RSS

Şey edemediğim şey!!!


Şey edemedim buraya. Ama mutlaka öğrenmem lazım şey etmeyi niyseee. O yüzden buyrun bağlantıya burdan seyredin

Hayatta tutunamayan bir kişiliğin olayları algılayışı!!!

Bu sıralar hormonal nedenlerden dolayı her zamankinden daha çooook alınganım. Gereksiz şeylere ciddi anlamlar yükleyip dünyamı yıkıyorum. Mesela benden beklenen(yapmasam da olur tabi) bişeyi sezip, onu istemesem bile yapma zorunluluğu hissetmem ve "ne var yapsam, zor bişi mi???" , "Yoo da yani, daha kolayı varken niye ille de ben !!??", " eee ben yapıyorum yaa, ne var " gibi bi iç sesle konuşmam. Sonra da benden bekleneni yaparak kendimden uzaklaşmam, buna da içten içe kızıp pasif agresif davranışlar sergileyerek o an kendime daha da eziyet edecek işler bulmam ve eziyeti kendime günlerce uygulamam ki yarın da böyleyim demektir. Tabi yakınımdakilerle arama da güzell bi duvar örüp; "sorun yok, her şey normal, bakın her şeyi yapıyorum ben mutluyuz, onu da yaparım bunu da yaparım ölmem yaa. daha önemli bi bok da yapmıyorum zaten şu hayatta " diyerek, sorun olmadığına inandırıp sonra da onlarla aramdaki duvarımı kalınlaştırırım. İşte hayatta tutunamayan bir kişiliğin basit bi şey karşısındaki tutumu. İşte naaaparsın.
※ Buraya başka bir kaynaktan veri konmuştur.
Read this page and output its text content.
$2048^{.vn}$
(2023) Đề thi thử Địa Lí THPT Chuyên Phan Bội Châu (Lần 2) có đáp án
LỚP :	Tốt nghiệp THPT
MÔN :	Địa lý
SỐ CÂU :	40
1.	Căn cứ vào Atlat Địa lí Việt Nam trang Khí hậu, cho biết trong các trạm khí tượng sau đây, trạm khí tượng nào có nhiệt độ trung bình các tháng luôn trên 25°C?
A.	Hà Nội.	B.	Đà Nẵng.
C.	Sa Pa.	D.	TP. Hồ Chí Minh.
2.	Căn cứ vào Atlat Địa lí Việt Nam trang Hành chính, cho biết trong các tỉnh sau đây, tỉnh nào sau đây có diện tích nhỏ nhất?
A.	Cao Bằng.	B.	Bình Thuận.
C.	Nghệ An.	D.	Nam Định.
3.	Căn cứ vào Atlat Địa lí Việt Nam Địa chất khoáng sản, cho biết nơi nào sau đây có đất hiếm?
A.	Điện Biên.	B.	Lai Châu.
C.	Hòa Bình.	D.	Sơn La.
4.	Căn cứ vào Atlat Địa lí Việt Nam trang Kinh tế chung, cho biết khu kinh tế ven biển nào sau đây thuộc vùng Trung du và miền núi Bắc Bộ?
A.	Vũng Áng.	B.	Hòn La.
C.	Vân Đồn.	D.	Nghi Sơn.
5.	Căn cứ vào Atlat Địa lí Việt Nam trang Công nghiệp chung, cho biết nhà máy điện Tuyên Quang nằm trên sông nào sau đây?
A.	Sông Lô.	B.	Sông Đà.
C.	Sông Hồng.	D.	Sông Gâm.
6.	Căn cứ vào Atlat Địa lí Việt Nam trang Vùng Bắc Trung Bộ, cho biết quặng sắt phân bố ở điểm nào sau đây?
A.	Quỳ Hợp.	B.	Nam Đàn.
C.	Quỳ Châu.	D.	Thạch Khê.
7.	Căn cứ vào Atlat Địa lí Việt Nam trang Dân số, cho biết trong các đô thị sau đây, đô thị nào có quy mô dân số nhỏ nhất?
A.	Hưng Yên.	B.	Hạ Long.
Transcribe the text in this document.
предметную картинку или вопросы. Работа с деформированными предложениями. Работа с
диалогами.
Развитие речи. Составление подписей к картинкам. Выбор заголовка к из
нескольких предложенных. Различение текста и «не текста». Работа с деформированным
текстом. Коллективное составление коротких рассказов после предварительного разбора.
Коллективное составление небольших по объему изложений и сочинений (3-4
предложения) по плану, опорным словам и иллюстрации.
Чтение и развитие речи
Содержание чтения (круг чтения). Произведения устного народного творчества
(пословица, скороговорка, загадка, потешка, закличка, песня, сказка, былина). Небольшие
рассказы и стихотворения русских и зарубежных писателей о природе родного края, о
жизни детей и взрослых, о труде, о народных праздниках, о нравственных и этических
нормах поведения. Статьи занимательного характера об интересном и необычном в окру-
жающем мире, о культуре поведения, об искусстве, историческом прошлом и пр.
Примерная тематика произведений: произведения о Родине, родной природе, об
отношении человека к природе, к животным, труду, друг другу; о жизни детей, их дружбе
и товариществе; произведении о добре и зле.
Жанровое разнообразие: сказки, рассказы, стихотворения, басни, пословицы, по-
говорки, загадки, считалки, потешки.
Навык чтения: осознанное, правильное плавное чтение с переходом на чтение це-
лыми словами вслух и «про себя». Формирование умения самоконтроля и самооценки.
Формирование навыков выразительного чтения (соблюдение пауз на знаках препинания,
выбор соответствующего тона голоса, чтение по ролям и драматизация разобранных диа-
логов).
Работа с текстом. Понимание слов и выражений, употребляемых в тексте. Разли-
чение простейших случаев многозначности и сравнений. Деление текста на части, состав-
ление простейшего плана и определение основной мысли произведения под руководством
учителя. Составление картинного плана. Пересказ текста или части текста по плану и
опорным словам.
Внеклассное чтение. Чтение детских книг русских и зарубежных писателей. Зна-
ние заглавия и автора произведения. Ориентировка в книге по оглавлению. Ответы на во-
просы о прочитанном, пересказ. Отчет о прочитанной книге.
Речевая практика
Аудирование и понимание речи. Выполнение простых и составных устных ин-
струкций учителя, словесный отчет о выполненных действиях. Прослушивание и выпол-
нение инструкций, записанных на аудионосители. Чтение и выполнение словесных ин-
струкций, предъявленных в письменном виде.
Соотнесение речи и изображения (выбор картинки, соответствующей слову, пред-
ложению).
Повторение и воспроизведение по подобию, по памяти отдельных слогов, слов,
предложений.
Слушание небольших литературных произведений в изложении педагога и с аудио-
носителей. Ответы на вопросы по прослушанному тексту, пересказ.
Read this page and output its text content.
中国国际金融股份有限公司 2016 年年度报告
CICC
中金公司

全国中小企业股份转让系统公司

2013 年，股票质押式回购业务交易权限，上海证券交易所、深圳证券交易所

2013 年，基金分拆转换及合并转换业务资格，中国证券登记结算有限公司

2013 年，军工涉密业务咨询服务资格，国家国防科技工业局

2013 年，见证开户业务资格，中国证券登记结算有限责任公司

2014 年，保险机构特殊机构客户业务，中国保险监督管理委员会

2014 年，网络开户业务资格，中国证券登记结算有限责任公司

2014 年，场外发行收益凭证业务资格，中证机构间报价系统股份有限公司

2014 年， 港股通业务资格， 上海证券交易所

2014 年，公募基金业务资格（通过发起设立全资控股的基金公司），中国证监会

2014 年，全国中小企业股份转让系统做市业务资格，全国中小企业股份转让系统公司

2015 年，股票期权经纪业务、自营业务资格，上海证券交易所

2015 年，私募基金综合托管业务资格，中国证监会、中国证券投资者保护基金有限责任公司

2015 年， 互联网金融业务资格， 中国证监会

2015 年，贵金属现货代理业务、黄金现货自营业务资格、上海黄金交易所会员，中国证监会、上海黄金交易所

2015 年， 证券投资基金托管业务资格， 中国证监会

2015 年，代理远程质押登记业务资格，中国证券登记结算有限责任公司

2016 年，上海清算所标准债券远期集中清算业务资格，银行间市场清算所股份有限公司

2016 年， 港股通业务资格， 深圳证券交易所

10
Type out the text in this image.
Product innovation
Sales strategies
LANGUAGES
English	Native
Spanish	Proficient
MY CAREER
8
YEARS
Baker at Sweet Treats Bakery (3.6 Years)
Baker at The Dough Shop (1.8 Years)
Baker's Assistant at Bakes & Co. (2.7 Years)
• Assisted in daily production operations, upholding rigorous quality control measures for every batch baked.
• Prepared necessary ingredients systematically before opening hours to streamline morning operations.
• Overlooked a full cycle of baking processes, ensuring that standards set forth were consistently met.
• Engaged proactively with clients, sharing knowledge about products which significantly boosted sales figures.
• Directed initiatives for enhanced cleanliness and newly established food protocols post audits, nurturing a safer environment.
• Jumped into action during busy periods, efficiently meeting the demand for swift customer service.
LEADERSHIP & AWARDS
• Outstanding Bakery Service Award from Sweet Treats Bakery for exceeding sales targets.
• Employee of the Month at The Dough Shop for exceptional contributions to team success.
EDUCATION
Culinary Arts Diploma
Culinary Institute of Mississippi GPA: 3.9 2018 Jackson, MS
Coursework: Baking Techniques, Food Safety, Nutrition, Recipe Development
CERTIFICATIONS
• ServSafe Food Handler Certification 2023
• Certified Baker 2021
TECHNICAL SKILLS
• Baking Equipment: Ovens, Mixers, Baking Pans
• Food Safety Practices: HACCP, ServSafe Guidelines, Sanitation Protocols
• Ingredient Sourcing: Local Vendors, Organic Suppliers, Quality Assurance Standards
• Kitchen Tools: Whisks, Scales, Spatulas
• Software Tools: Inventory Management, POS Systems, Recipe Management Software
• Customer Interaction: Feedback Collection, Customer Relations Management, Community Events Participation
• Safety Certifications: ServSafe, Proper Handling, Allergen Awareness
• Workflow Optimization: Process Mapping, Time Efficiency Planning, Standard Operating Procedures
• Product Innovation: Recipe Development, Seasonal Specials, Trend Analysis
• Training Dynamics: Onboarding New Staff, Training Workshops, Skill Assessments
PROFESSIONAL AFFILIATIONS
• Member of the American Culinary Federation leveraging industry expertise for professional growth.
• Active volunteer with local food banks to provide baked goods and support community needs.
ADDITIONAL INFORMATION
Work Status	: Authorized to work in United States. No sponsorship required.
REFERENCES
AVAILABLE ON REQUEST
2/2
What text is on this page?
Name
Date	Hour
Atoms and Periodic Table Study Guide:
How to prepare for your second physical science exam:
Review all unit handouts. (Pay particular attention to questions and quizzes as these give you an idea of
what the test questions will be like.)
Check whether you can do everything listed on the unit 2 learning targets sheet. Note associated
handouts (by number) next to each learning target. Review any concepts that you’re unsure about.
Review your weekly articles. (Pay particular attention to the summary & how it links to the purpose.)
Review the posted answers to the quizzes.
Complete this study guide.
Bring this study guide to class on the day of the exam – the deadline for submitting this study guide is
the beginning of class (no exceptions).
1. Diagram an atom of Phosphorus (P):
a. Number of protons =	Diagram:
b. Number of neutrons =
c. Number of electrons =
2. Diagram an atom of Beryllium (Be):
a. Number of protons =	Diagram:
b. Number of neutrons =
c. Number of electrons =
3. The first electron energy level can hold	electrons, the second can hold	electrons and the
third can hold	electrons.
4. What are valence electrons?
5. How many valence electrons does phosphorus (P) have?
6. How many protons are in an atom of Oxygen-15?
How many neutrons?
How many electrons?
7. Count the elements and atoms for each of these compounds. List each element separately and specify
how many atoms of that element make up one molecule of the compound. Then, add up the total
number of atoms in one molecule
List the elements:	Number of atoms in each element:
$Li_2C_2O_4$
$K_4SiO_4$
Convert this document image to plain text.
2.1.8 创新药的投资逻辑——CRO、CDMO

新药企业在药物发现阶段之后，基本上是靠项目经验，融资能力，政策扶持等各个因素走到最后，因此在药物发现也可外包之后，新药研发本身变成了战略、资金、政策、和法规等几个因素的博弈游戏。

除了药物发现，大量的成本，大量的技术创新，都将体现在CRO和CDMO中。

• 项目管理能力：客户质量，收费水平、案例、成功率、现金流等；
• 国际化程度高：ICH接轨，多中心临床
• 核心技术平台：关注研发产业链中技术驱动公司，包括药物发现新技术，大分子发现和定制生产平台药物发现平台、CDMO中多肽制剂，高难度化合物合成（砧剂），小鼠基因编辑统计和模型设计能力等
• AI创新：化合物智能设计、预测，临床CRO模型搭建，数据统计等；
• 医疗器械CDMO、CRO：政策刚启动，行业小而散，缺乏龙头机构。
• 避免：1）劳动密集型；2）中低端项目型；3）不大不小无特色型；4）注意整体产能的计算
Neyse yarınki eziyet planımı hazırlıım ben....Hayat tutunamayanlar için daha da zor!

illustrasyon

Keşke!!!

Yarın zor bir gün olacak. Aslında her gün zor ama yarın SH'nin verdiği gazlarla daha da zor olacak. Artık keşke demeye son vercek şeyler var aklımda. Daha önce de vardı ama etrafımda dolaşarak, zihnimi hiç rahat bırakmayan şeyler yüzünden aklımdakileri hep erteliyordum.
Ama yarın artık başka bir şey olacak; çook zor olacak ama artık keşke demek istemiyorum yahu!! Geldik kaç yaşımıza, biz de genç değiliz ki . Yaşamı şekle şemale sokmak lazım. Zaman bir an gelip kapıyı çalarsa; süre doldu diye, niye keşke diyelim dimi canııımmm!!! Bu yüzden biraz zorlanıcaz yarından itibaren fakat istediğim şeyler için olacak bu. Zira başkalarının hayatının tekrarlarının sadık seyircisi oluyor insan. Banane yahu!!!
Yaw yarın olmuş çoktan ahahahahah!!! Hadi bakalım. Biraz uyku girmeli bedene bu zor güne başlamak için!!!!


komikaze

Psycho!!!


Üstüme vazife olmayan şeylerle gereğinden fazla ilgileniyorum. Boş yere sinirlerim bozuluyor, geriliyorum.Daha düne kadar hiç hayatımda olmayan durumlardan haketmediğim şeylere maruz kalıyorum. Üstelik de bütün enerjimi bitiriyorum bu sayede.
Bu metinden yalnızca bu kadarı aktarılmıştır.